History
In April 1914, the Paradise Library was born in a bookcase in the home of Emma Blackburn. This lady had lived a life that would have been lonely indeed except for the companionship of books. She had gone from her native Ontario at the age of 18 to homestead her own little farm on the frigid plain of North Dakota, sticking out her five years in spite of the isolation.
Emma married a San Francisco lawyer whom she had met when he visited nearby Bismarck, and from a metropolitan environment the Blackburns came to Paradise in 1913, a little town of fewer than 500 in the wooded foothills of the Sierra.

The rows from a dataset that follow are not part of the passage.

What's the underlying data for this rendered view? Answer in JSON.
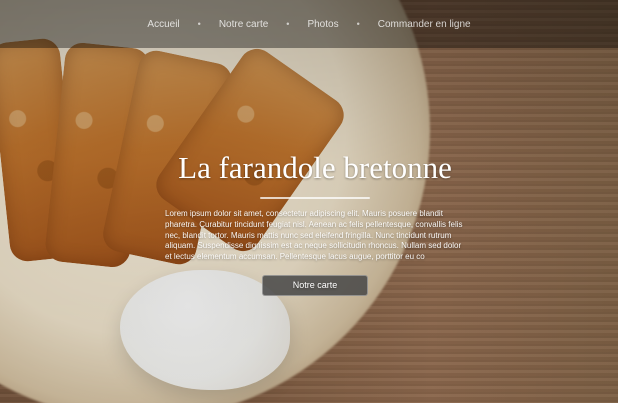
{
  "nav": {
    "items": [
      {
        "label": "Accueil"
      },
      {
        "label": "Notre carte"
      },
      {
        "label": "Photos"
      },
      {
        "label": "Commander en ligne"
      }
    ],
    "separator": "•"
  },
  "hero": {
    "title": "La farandole bretonne",
    "description": "Lorem ipsum dolor sit amet, consectetur adipiscing elit. Mauris posuere blandit pharetra. Curabitur tincidunt feugiat nisl. Aenean ac felis pellentesque, convallis felis nec, blandit tortor. Mauris mattis nunc sed eleifend fringilla. Nunc tincidunt rutrum aliquam. Suspendisse dignissim est ac neque sollicitudin rhoncus. Nullam sed dolor et lectus elementum accumsan. Pellentesque lacus augue, porttitor eu co",
    "cta_label": "Notre carte"
  },
  "colors": {
    "nav_overlay": "#000000",
    "button_bg": "#464646",
    "text": "#ffffff"
  }
}
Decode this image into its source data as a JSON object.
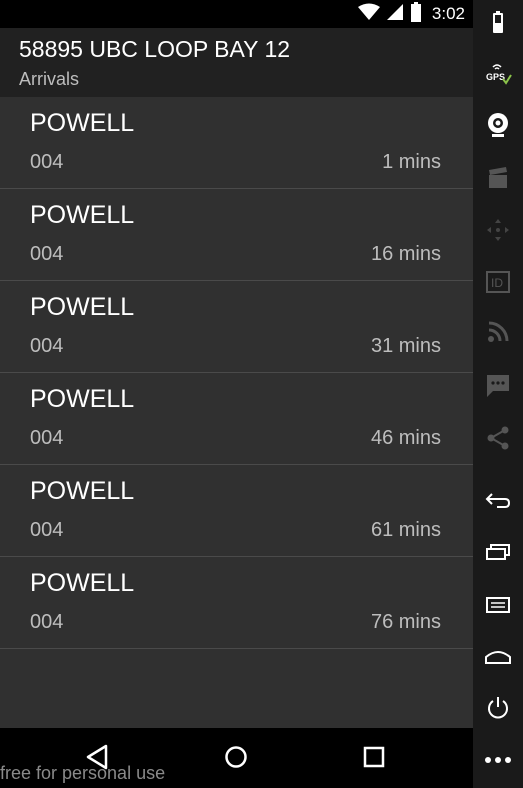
{
  "status_bar": {
    "time": "3:02",
    "icons": [
      "wifi-icon",
      "cell-signal-icon",
      "battery-icon"
    ]
  },
  "header": {
    "title": "58895 UBC LOOP BAY 12",
    "subtitle": "Arrivals"
  },
  "arrivals": [
    {
      "name": "POWELL",
      "route": "004",
      "time": "1 mins"
    },
    {
      "name": "POWELL",
      "route": "004",
      "time": "16 mins"
    },
    {
      "name": "POWELL",
      "route": "004",
      "time": "31 mins"
    },
    {
      "name": "POWELL",
      "route": "004",
      "time": "46 mins"
    },
    {
      "name": "POWELL",
      "route": "004",
      "time": "61 mins"
    },
    {
      "name": "POWELL",
      "route": "004",
      "time": "76 mins"
    }
  ],
  "nav_bar": {
    "icons": [
      "back-icon",
      "home-icon",
      "recents-icon"
    ]
  },
  "watermark": "free for personal use",
  "emulator_toolbar": {
    "gps_label": "GPS",
    "id_label": "ID",
    "icons": [
      "battery-icon",
      "gps-icon",
      "camera-icon",
      "clapperboard-icon",
      "dpad-icon",
      "id-icon",
      "rss-icon",
      "message-icon",
      "share-icon",
      "back-icon",
      "recents-icon",
      "menu-icon",
      "home-icon",
      "power-icon",
      "more-icon"
    ]
  },
  "colors": {
    "background": "#303030",
    "action_bar": "#212121",
    "divider": "#4a4a4a",
    "text_primary": "#ffffff",
    "text_secondary": "#bdbdbd"
  }
}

The Butte County Free Library had just been established in November 1913. Emma Blackburn made a trip to Oroville and discussed her plan with Ida Reagan, Butte County Librarian. As a result, one hundred library books were transferred to the Blackburn home on (Black) Olive Street near the Railroad station. Sixty-five books were loaned the first month.
Trouble stalked the enterprise. The Blackburn home burned and half of the books were lost that first summer. A small display building near the station was remodeled to hold the library and Emma's husband's courtroom. Julian Blackburn had been elected Justice of the Peace of the Township.
For years all went well, and Emma earned $5 a month salary as a Branch Librarian. In 1929, an unusually heavy snowfall crushed in the roof of the library and a brigade of helpers carried the books to a vacant room across the street next to the barber shop until a tiny building on Olive Street, that had once served as a post office, was vacated.
As the need for a larger space grew, the library was moved to the area near the Railroad station. Mrs. Blackburn began recruiting volunteers to relieve her in the library work. When the library was in the building at the S.E. corner of Birch and Almond streets, Mrs. Frances Easley, wife of the township constable, took over as librarian. Mrs. Blackburn was 74 years old and tired out. She retired in 1947 and she died in 1956.
When a County building for court offices was built on Elliott Road behind the Veteran's Hall, a large room was provided just for the library. The books kept accumulating until nearly 40,000 volumes were being shelved, and over 600 books loaned per working day, while others were reference materials to be used in the library. It has continued to grow.
It was in 1976 that the Butte County Board of Supervisors authorized the building of today's facility on Clark Road. The Friends of the Paradise Library were organized to assist in promoting the work of the library, in raising money for the purchase of books, and indeed, in saving the library from closure at the time when Butte County was in difficult financial straits.